Saturday, November 19, 2011

Genealogy Lessons I Learned From My Grandfather Brown

Do you remember having to write a story in school about “Your most interesting character”?  When my cousins on my mother’s side of the family received this assignment back in the 1940s, there was no doubt who to write about.   It was our grandfather, Edwin Dexter Whitmore Reed Brown.
            After all, he used to be a U. S. Marshall in all the territory west of the Mississippi where he fought oriental dope rings on the Canadian border, became acquainted with “Buffalo Bill” Cody in their Masonic Lodge in Denver, and won several shooting contests.
            He also was a nephew of John Brown, the abolitionist.  He graduated from the University of Michigan and the Michigan Agricultural College (now known as Michigan State University).  He worked on building the canal at Houghton, Michigan and the locks at Sault Ste. Marie.
            His first wife died in the Johnstown flood.  He was employed in a war plant during World War II despite the fact that he was 86 years old.  He attributed his health and longevity to never “chewing, smoking, or drinking” and to eating a bowl of oatmeal for breakfast every morning.
            According to his obituary and his death certificate, he died in Jackson, Michigan at age 97 having been born on February 15, 1858.
            How did I know all of this?  My grandfather told his family.  He also told the Jackson newspapers which published the stories.  I have at least eight different newspaper clippings about grandfather that my mother had saved.
            When I started genealogy research, long after my grandfather and all of his children were gone, I learned several important lessons.
LESSON ONE:  Do not believe everything your grandfather tells you. After 15 years of research, the only proven facts in all of the above are:  He did have a first wife who died before he met my grandmother.  He did eat a bowl of oatmeal for breakfast every morning and never chewed, smoked or drank.  He was born on February 15th. And, he did die on December 10, 1955.
LESSON TWO:  Do not believe everything you read in the newspaper. Someone from Michigan State University read in the paper that grandfather had graduated from MSU and sent him an invitation to attend the Patriarchs alumni banquet in East Lansing.  He accepted and I have a fine picture of him from the alumni magazine shaking hands with Dr.
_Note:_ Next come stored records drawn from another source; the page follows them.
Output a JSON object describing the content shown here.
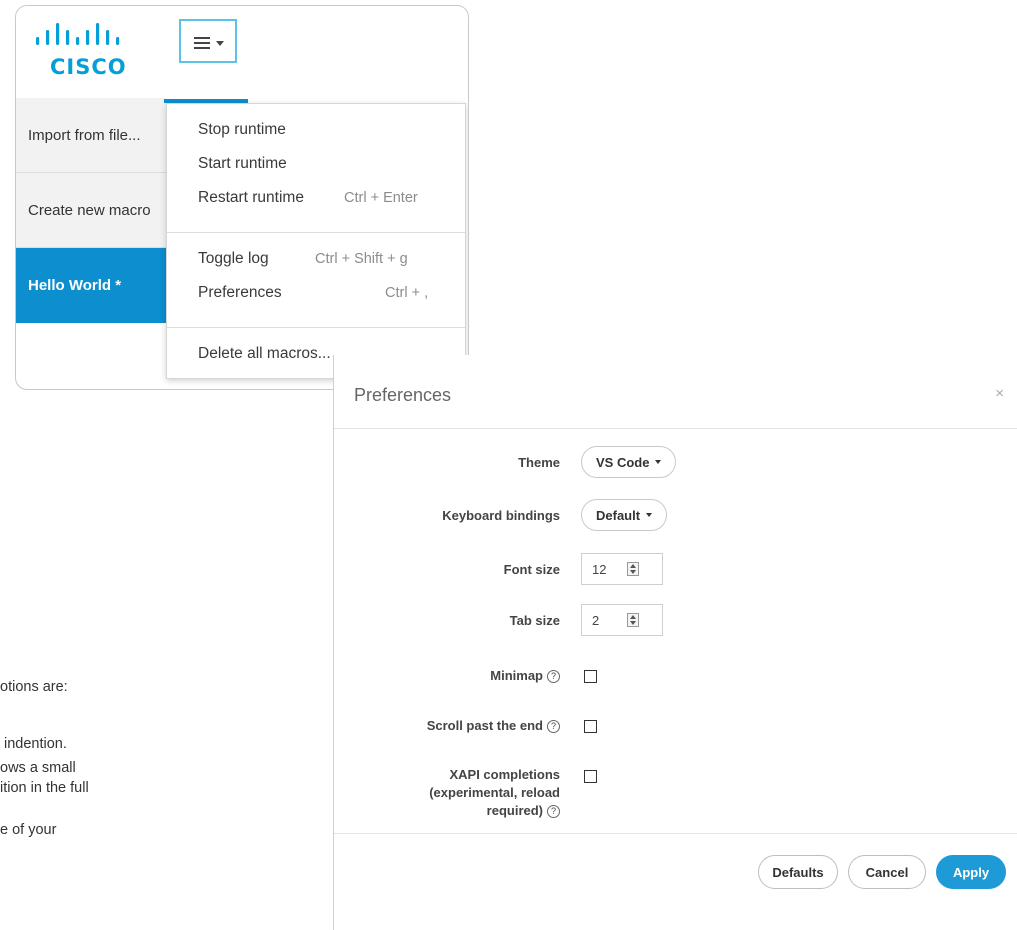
{
  "brand": {
    "logo_text": "CISCO",
    "color": "#049fd9"
  },
  "menu_button": {
    "icon": "hamburger-icon"
  },
  "sidebar": {
    "items": [
      {
        "label": "Import from file..."
      },
      {
        "label": "Create new macro"
      },
      {
        "label": "Hello World *",
        "active": true
      }
    ]
  },
  "dropdown": {
    "items": [
      {
        "label": "Stop runtime",
        "shortcut": ""
      },
      {
        "label": "Start runtime",
        "shortcut": ""
      },
      {
        "label": "Restart runtime",
        "shortcut": "Ctrl + Enter"
      },
      {
        "label": "Toggle log",
        "shortcut": "Ctrl + Shift + g"
      },
      {
        "label": "Preferences",
        "shortcut": "Ctrl + ,"
      },
      {
        "label": "Delete all macros...",
        "shortcut": ""
      }
    ]
  },
  "background_text": {
    "lines": [
      "otions are:",
      "indention.",
      "ows a small",
      "ition in the full",
      "e of your"
    ]
  },
  "preferences": {
    "title": "Preferences",
    "close": "×",
    "theme": {
      "label": "Theme",
      "value": "VS Code"
    },
    "keyboard": {
      "label": "Keyboard bindings",
      "value": "Default"
    },
    "font_size": {
      "label": "Font size",
      "value": "12"
    },
    "tab_size": {
      "label": "Tab size",
      "value": "2"
    },
    "minimap": {
      "label": "Minimap",
      "help": "?",
      "checked": false
    },
    "scroll_past_end": {
      "label": "Scroll past the end",
      "help": "?",
      "checked": false
    },
    "xapi": {
      "label": "XAPI completions (experimental, reload required)",
      "help": "?",
      "checked": false
    },
    "buttons": {
      "defaults": "Defaults",
      "cancel": "Cancel",
      "apply": "Apply"
    },
    "accent_color": "#1e9ad6"
  }
}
Hannah.  He and another man were the oldest graduates present.  Upon further investigation, the college archives sent me a very diplomatic letter explaining that they could find no record of him ever attending MSU.
LESSON THREE:  Do not believe all the courthouse documents you find.  The first birth certificate I found for grandfather was a delayed birth certificate that he applied for in 1945.  Then I found his real certificate in the next county.  The two certificates vary in his year of birth by fourteen years and neither of them are correct.
LESSON FOUR:  Be prepared to uncover some surprises—not all pleasant.  The bad surprise was finding grandfather serving a prison term for burglary during the time he was supposedly a U.S. Marshall.  The good surprise was being able to prove my descent from the Mayflower through my grandfather’s ancestors.
P.S. He is still one of my most interesting characters. 
I originally published the above in the March issue of "Vintage Views", the quarterly newspaper of the Older Persons Commission in Rochester Michigan.


  1. Loved, loved, loved this story! Thanks for reposting it.

    So glad to have found your blog via Geneabloggers.

  2. I also had a Grandpa Brown. Unfortunately he died when I was very young so I never got any stories from him. I have learned he was less than a sterling character. That's what makes genealogy interesting.